Run the non-destructive automated drill before hand-off:

make restore-drill

Secret and Key Rotation

Hosted LLM API keys are provider secrets. Rotate them through the provider console and update only the deployment secret store or local session input. Never commit them.

The PHI HMAC key is different: it defines stable pseudonyms and shifted dates. Rotating it changes derived identifiers. A PHI-key rotation requires:

  1. stop the app and pipeline jobs;

  2. archive the old key according to study policy;

  3. create the replacement key through the developer/operator path;

  4. run a full re-ingestion from raw data;

  5. rebuild and review the snapshot baseline;

  6. document the rotation in the study operations log.

Do not mix artifacts generated with different PHI keys in one reviewed snapshot.

Incident Response

For suspected PHI exposure, leaked credentials, public app exposure, or incorrect bundle publication:

  1. stop the service or block access at the proxy;

  2. preserve logs, audit files, and the current output/{STUDY_NAME}/ tree;

  3. rotate hosted API keys if they may have been exposed;

  4. quarantine the affected trio_bundle/ and snapshot baseline;

  5. identify whether raw, staging, audit, snapshot, or agent zones were exposed;

  6. notify the PI/privacy owner under the study’s IRB/IEC incident process;

  7. rebuild from raw data only after the root cause is fixed and reviewed;

  8. record the corrective action before restoring service.

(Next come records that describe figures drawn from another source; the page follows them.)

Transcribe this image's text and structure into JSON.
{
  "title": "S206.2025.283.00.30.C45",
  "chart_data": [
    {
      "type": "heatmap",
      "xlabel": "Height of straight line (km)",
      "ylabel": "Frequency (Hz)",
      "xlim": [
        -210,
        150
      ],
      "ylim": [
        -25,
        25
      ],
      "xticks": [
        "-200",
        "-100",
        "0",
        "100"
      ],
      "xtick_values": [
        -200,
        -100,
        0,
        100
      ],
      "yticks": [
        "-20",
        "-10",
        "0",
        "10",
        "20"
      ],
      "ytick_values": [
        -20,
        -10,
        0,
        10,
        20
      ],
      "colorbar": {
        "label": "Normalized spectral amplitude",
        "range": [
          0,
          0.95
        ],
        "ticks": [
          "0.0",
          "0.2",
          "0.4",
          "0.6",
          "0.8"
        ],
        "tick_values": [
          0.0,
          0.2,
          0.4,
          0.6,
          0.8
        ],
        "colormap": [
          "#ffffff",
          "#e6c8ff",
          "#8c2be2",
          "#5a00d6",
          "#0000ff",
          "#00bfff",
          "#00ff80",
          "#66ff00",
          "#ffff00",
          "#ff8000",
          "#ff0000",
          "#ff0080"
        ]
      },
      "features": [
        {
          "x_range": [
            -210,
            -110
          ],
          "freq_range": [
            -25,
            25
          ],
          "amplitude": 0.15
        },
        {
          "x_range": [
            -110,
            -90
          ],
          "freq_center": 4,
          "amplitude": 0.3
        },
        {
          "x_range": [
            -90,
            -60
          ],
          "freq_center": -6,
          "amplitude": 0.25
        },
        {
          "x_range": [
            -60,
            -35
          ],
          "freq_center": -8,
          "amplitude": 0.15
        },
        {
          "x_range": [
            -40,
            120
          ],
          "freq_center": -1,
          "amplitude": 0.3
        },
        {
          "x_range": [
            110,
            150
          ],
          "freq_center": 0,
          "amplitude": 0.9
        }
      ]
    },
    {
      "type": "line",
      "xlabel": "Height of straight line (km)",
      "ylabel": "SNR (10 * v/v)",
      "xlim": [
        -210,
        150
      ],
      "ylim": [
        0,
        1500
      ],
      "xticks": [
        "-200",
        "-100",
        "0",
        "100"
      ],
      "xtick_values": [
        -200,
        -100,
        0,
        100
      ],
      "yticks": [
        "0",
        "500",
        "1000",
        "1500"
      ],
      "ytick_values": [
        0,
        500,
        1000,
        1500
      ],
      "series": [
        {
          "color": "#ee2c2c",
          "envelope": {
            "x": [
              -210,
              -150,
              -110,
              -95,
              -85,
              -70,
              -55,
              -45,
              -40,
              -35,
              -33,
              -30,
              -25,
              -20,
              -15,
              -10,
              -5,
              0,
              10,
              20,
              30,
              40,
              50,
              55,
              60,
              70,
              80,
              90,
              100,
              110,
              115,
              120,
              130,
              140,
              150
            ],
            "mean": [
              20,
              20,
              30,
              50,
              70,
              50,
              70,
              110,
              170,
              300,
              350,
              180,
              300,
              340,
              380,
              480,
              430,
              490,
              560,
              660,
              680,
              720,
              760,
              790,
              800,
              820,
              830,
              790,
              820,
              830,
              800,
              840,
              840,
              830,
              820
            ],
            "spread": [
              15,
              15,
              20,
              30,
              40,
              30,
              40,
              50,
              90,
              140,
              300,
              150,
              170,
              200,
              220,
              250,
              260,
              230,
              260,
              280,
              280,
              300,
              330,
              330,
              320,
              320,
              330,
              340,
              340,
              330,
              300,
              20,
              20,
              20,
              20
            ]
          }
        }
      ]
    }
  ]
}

Operational Non-Negotiables

  • Never expose Streamlit directly to the internet.

  • Never disable CORS or XSRF protection in production.

  • Never let the LLM read data/raw/, tmp/, audit/, or data/snapshots/ directly.

  • Never treat a snapshot as valid until the study team has reviewed it.

  • Never rotate the PHI key without full re-ingestion.

  • Never deploy a build that fails make release-check.